Sono quattro giorni che osservo questa foto scattata da Khaled Khatib, giovane media-attivista di Aleppo e mi interrogo sul senso che può ancora avere la vita. Nell’immagine un uomo attraversa una strada stringendo al petto un bambino morto; intorno a loro macerie e distruzione; sullo sfondo, due bambini guardano le due figure allontanarsi. Si tratta di un padre che stringe in braccio il figlio ucciso dai bombardamenti; lo tiene in verticale, come se fosse ancora vivo e potesse ricambiare quell’abbraccio di infinito amore e desolazione. Non lo tiene nella posizione in cui si tiene un bimbo addormentato o un bimbo morto… Lo stringe con entrambe le braccia, gli occhi chiusi, la guancia sulla guancia del piccolo, la bocca semi aperta, come a voler respirare l’odore del figlio fino all’ultimo istante. Sul viso un’espressione di dolore profondo, indicibile, composto ma straziante. È un uomo che sta portando il frutto della sua vita e del suo amore verso l’ultimo viaggio. Dovrà cercare per lui un sudario, o un lenzuolo, o una coperta e avvolgerlo dandogli l’eterno addio. È una foto da guardare in ginocchio, con la consapevolezza che è accaduto quattro giorni fa, sta accadendo da più di tre anni e continuerà ad accadere nella Siria dimenticata dal mondo. È accaduto che anche il 9 luglio 2014 l’esercito di assad abbia sganciato le sue bombe su un quartiere residenziale e abbia ucciso innocenti disarmati, tra cui il piccolo nella foto. Ma questo non fa notizia. Dallo scorso maggio si contano oltre 500 bambini siriani uccisi;* sono oltre 15 mila in 40 mesi. Fino a quando il mondo fingerà di non vedere?

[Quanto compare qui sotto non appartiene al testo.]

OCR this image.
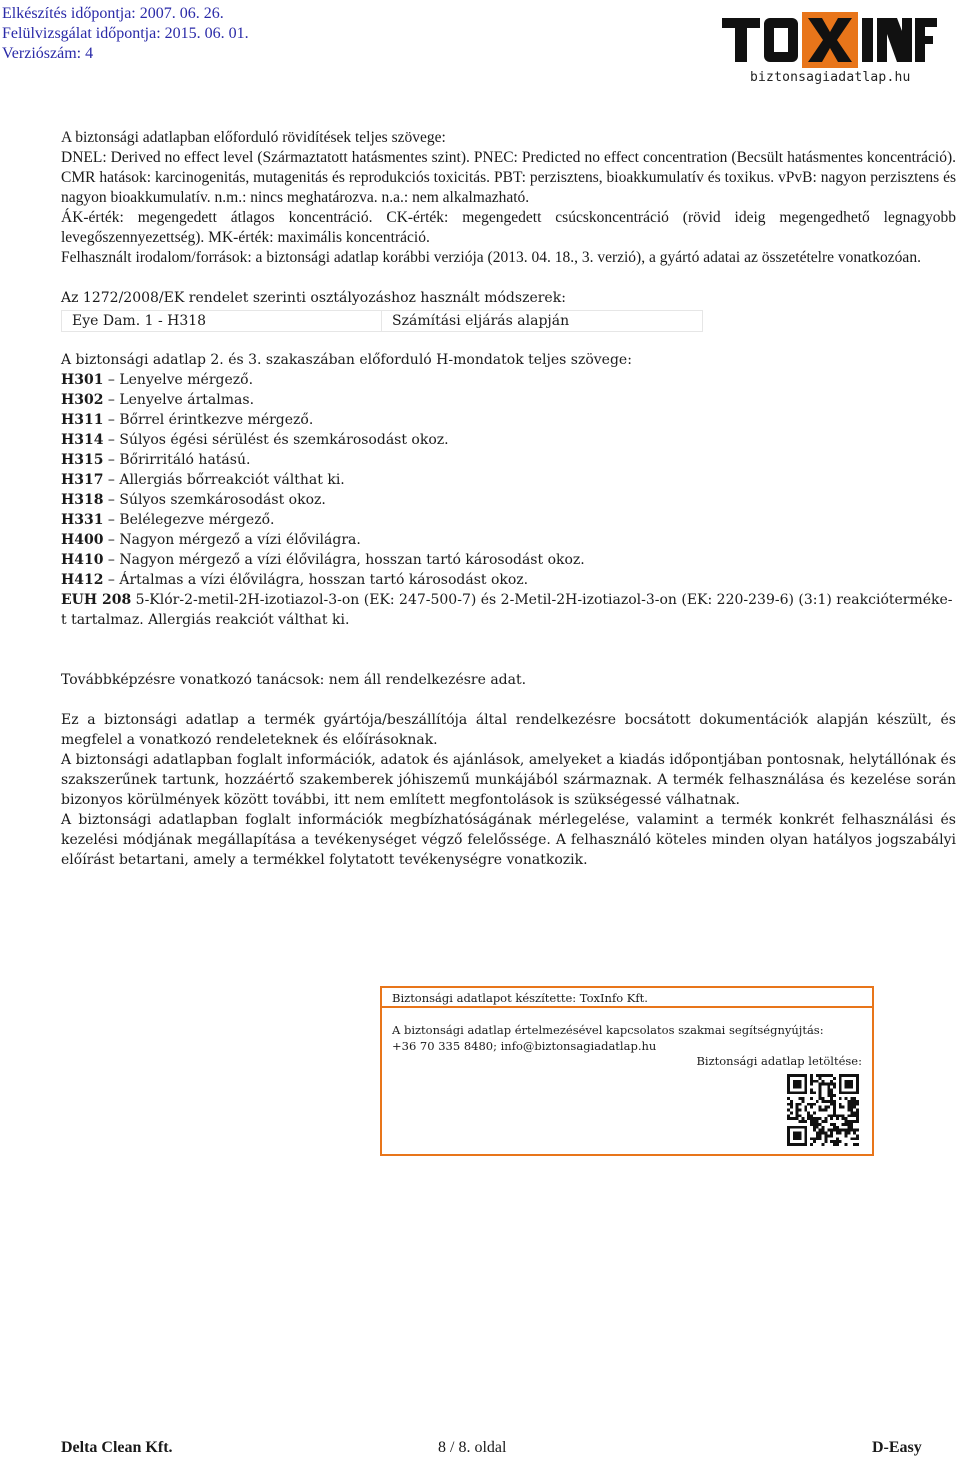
Elkészítés időpontja: 2007. 06. 26.
Felülvizsgálat időpontja: 2015. 06. 01.
Verziószám: 4
biztonsagiadatlap.hu

A biztonsági adatlapban előforduló rövidítések teljes szövege:

DNEL: Derived no effect level (Származtatott hatásmentes szint). PNEC: Predicted no effect concentration (Becsült hatásmentes koncentráció). CMR hatások: karcinogenitás, mutagenitás és reprodukciós toxicitás. PBT: perzisztens, bioakkumulatív és toxikus. vPvB: nagyon perzisztens és nagyon bioakkumulatív. n.m.: nincs meghatározva. n.a.: nem alkalmazható.

ÁK-érték: megengedett átlagos koncentráció. CK-érték: megengedett csúcskoncentráció (rövid ideig megengedhető legnagyobb levegőszennyezettség). MK-érték: maximális koncentráció.

Felhasznált irodalom/források: a biztonsági adatlap korábbi verziója (2013. 04. 18., 3. verzió), a gyártó adatai az összetételre vonatkozóan.

Az 1272/2008/EK rendelet szerinti osztályozáshoz használt módszerek:

Eye Dam. 1 - H318	Számítási eljárás alapján
A biztonsági adatlap 2. és 3. szakaszában előforduló H-mondatok teljes szövege:
H301 – Lenyelve mérgező.
H302 – Lenyelve ártalmas.
H311 – Bőrrel érintkezve mérgező.
H314 – Súlyos égési sérülést és szemkárosodást okoz.
H315 – Bőrirritáló hatású.
H317 – Allergiás bőrreakciót válthat ki.
H318 – Súlyos szemkárosodást okoz.
H331 – Belélegezve mérgező.
H400 – Nagyon mérgező a vízi élővilágra.
H410 – Nagyon mérgező a vízi élővilágra, hosszan tartó károsodást okoz.
H412 – Ártalmas a vízi élővilágra, hosszan tartó károsodást okoz.
EUH 208 5-Klór-2-metil-2H-izotiazol-3-on (EK: 247-500-7) és 2-Metil-2H-izotiazol-3-on (EK: 220-239-6) (3:1) reakcióterméke-t tartalmaz. Allergiás reakciót válthat ki.

Továbbképzésre vonatkozó tanácsok: nem áll rendelkezésre adat.

Ez a biztonsági adatlap a termék gyártója/beszállítója által rendelkezésre bocsátott dokumentációk alapján készült, és megfelel a vonatkozó rendeleteknek és előírásoknak.

A biztonsági adatlapban foglalt információk, adatok és ajánlások, amelyeket a kiadás időpontjában pontosnak, helytállónak és szakszerűnek tartunk, hozzáértő szakemberek jóhiszemű munkájából származnak. A termék felhasználása és kezelése során bizonyos körülmények között további, itt nem említett megfontolások is szükségessé válhatnak.

A biztonsági adatlapban foglalt információk megbízhatóságának mérlegelése, valamint a termék konkrét felhasználási és kezelési módjának megállapítása a tevékenységet végző felelőssége. A felhasználó köteles minden olyan hatályos jogszabályi előírást betartani, amely a termékkel folytatott tevékenységre vonatkozik.

Biztonsági adatlapot készítette: ToxInfo Kft.
A biztonsági adatlap értelmezésével kapcsolatos szakmai segítségnyújtás:
+36 70 335 8480; info@biztonsagiadatlap.hu
Biztonsági adatlap letöltése:
Delta Clean Kft.	8 / 8. oldal	D-Easy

Non è la prima volta che dalla Siria giungono immagini simili. Non è la prima volta che il dolore lacerante di un genitore che perde il figlio arriva fino a noi, tagliente e paralizzante, ma forse è proprio il sentimento che trapela da questa foto a renderla così forte, quasi un manifesto della Siria di oggi. Mi chiedo se abbia ancora un senso raccontare queste notizie, queste storie, questo dramma. Mi chiedo che significato finisca per avere la vita stessa, di fronte a tanta ingiustizia e tante atrocità. Eppure c’è una parte di me che mi suggerisce di ricercare quel senso che non trovo più proprio nella gestualità di quelle braccia strette, di quel viso appoggiato all’altro come in una carezza eterna, di quel respiro affannato. E quel senso forse si chiama amore… Quell’amore dignitoso e dolcissimo che ho conosciuto da vicino anche nel mio viaggio nella provincia di Aleppo, quando mi sono trovata davanti Abu Dawud che mi ha raccontato la sua storia di padre ferito, dell’odore della morte e del profumo di suo figlio.
Asmae Dachan
(da Diario di Siria, 13 luglio 2014)
* Fonte: Syrian Obesrvatory for Human Rights.